Missed this earlier ...
A series to remember -
This is the series where everything happens. Overtimes. Ben Gordon and Ray Allen. Derrick Rose and Rajon Rondo. Goose bumps. And now, a best two-out-of-three scenario, thanks to the Bulls' 121-118 double-overtime win at the United Center on Sunday afternoon.
This series is tighter than spandex on Glen "Big Baby" Davis. Three of the first four games have been decided by a combined eight points. Two of the games have already wandered into overtime. If this thing gets any more exciting, the league will have to issue defibrillators to ticket holders.
"In the playoffs you've got to learn how to forget quick,'' said the Celtics' Paul Pierce.
Speak for yourself. We want to remember every delicious detail of this series, especially Sunday's Game 4, which gets the instant classic limo treatment Monday on the mothership network (ESPN Classic, 5 p.m. ET).
And if there's such a thing as an opening-round classic, then the Bulls-Celtics qualifies. It's the series that keeps giving, thanks to the Bulls' rookie point guard Rose, the Celtics' third-year point guard Rondo, the veteran guards -- the Bulls' ridiculously fearless Gordon, the Celtics' shaved-headed assassin Allen. It's the series you don't want to see end -- and it might not for another three games.
"Maybe we like Chicago a lot,'' said Celtics coach Doc Rivers, who was born and raised here. "Maybe we want to come back. The pizza's frickin' good.''
Might be subtle, almost unnoticed mistakes, but VdN keeps making them -
Check out these situations:
With 1:06 left and the game tied at 91, Boston's Ray Allen is shooting a free throw, while Del Negro stands poised to call timeout afterward (we can presume this because he ended up calling timeout seven seconds later when the Bulls finally got the ball).
In other words, the only play that could possibly happen between the free throw and the timeout is a defensive rebound situation. But instead of subbing in Brad Miller or Tyrus Thomas, Del Negro left John Salmons as the "big man" on the block. Rajon Rondo went around him to grab the offensive rebound, and only a tripping foul seconds later on Kendrick Perkins averted disaster.
Amazingly, this happened again. With 18 seconds left in overtime, Boston up by two and Paul Pierce at the line, Del Negro again left his best rebounders on the bench right before a timeout. This time, however, his team grabbed the carom
With a three-point lead and 16 seconds remaining in regulation, Del Negro came out of a timeout with his key defender, Kirk Hinrich, on Paul Pierce, even though Boston's best shooter, Ray Allen, was the main threat in that situation. With a two-point deficit and 39 seconds remaining in the first overtime, he had Hinrich on Allen and Salmons on Pierce, despite the high likelihood of an isolation play for Pierce. Thus his best defender was out of the play on two of the biggest possessions of the game.
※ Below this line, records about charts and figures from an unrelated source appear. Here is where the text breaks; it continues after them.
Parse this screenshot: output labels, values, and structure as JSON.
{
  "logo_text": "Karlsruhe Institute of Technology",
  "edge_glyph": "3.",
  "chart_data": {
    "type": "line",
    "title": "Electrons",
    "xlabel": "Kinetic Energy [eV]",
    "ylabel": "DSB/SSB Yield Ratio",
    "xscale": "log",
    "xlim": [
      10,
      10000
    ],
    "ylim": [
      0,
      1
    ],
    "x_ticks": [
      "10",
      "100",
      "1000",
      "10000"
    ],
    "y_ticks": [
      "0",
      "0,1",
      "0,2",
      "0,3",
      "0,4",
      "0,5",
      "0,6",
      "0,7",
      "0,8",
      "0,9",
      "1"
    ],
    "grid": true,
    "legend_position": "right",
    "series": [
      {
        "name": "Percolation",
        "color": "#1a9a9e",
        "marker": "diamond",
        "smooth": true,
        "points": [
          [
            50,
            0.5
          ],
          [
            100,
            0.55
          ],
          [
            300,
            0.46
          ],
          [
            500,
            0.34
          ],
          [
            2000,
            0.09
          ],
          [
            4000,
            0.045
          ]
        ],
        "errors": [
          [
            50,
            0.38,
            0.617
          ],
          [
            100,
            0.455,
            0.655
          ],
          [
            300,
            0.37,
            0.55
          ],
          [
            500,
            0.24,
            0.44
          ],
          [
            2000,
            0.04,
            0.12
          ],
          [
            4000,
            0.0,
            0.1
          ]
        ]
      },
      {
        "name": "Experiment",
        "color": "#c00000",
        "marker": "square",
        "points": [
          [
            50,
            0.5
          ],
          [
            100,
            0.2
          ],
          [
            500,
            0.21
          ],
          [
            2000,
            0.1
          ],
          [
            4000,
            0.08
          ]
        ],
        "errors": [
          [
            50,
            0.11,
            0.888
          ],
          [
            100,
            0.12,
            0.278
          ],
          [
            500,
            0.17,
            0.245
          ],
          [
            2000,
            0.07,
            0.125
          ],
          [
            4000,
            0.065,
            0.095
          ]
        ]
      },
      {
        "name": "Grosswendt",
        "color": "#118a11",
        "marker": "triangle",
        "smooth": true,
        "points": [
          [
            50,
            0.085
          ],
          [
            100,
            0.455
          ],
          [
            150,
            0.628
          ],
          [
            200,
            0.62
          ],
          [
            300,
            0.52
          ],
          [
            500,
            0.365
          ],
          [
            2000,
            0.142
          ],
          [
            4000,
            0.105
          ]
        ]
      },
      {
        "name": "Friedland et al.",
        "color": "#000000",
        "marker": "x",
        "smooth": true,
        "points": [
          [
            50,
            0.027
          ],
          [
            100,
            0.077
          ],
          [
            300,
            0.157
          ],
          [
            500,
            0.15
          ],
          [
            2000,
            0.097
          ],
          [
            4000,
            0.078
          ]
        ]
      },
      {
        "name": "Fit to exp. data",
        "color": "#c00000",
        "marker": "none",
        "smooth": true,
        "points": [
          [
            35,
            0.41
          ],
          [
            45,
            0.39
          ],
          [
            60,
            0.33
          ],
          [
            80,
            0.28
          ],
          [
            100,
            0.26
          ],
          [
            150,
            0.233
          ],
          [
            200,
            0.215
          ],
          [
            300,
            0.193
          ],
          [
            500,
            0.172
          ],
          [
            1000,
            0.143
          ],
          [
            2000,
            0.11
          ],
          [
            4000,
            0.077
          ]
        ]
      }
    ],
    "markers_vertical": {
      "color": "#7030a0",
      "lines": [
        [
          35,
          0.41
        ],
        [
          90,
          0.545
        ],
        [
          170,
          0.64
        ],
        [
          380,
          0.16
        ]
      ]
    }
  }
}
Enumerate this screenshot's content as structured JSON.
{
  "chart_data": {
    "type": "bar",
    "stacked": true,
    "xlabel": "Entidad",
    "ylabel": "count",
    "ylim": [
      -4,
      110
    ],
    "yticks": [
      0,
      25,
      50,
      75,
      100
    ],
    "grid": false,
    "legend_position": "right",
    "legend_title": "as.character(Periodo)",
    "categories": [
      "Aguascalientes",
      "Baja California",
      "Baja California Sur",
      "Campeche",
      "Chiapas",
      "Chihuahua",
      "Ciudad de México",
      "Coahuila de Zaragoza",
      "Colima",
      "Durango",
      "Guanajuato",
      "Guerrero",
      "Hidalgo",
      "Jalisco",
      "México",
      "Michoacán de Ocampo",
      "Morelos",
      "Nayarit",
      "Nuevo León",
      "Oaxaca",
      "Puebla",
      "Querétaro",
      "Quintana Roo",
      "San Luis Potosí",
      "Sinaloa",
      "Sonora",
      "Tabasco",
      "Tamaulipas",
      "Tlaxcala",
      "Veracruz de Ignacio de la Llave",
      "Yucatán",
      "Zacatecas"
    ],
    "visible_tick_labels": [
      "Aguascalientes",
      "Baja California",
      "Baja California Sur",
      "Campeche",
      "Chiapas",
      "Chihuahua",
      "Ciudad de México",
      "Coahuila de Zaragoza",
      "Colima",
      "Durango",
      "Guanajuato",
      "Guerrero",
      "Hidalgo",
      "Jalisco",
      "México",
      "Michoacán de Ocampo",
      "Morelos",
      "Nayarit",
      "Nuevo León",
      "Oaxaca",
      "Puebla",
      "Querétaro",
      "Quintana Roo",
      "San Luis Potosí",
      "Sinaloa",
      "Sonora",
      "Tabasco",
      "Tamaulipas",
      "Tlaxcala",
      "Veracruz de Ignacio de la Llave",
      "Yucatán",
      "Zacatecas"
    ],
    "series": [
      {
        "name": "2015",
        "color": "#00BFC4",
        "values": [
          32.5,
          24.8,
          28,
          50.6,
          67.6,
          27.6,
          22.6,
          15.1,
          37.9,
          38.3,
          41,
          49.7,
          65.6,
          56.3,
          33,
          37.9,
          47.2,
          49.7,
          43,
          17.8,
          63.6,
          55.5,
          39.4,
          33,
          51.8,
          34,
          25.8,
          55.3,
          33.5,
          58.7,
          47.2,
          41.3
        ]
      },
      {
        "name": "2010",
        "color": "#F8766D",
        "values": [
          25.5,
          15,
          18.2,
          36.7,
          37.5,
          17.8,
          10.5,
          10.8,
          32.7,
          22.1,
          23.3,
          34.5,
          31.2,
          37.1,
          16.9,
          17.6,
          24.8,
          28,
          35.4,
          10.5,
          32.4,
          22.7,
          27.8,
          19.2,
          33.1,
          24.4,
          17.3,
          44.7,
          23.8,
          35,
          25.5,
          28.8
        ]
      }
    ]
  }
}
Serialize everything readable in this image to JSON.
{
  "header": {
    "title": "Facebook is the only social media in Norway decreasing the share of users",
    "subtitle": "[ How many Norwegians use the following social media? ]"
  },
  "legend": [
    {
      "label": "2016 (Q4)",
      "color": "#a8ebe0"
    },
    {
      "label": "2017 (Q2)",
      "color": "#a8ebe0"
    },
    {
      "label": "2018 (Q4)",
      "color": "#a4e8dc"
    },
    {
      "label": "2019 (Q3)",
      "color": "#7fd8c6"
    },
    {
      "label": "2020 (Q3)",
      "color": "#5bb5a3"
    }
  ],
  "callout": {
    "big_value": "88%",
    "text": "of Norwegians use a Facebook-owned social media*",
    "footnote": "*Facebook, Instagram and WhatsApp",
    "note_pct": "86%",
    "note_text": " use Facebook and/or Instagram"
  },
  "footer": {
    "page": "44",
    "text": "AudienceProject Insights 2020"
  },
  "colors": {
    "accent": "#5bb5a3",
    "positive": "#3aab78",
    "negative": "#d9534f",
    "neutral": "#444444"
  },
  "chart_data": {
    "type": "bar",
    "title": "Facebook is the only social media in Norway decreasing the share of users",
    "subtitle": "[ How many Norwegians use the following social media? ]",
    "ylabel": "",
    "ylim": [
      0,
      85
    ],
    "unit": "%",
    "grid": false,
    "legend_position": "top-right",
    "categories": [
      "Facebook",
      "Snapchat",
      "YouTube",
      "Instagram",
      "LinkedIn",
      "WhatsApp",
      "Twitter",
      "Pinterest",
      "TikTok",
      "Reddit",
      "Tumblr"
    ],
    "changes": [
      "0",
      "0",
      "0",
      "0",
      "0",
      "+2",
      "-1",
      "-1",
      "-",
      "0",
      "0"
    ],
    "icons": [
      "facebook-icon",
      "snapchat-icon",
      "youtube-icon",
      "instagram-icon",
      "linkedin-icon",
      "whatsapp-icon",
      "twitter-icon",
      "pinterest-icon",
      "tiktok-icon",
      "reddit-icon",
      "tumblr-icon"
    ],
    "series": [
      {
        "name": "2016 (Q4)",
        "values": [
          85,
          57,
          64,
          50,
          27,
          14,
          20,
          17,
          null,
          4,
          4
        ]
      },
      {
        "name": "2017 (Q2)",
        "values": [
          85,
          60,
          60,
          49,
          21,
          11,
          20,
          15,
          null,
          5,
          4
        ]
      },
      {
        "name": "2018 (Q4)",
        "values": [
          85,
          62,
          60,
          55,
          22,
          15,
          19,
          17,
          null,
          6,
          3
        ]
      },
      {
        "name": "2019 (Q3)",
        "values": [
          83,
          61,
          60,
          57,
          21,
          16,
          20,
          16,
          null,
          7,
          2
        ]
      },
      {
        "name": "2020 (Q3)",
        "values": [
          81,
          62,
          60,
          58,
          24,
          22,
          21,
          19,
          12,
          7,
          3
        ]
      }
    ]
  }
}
At least Hinrich was on the court, which is more than can be said for Lindsey Hunter. At every key moment, Del Negro left his worst perimeter defender, Rose, on the court, while the veteran Hunter -- who is in the league only for his defense -- stayed on the bench. Hunter played one possession at the end of the first half, and that was it.
Even in situations such as the two referenced above, in which the only outcome was a defensive possession followed by a timeout or a foul, Del Negro didn't put Hunter in; instead, we got to see Rose get hung up on a screen for the 183rd time in four games as Allen knocked in a game-tying 3 to send it to overtime. And of course, on that final play in the second overtime, Hunter could have been brought in to pressure the ball and give a foul.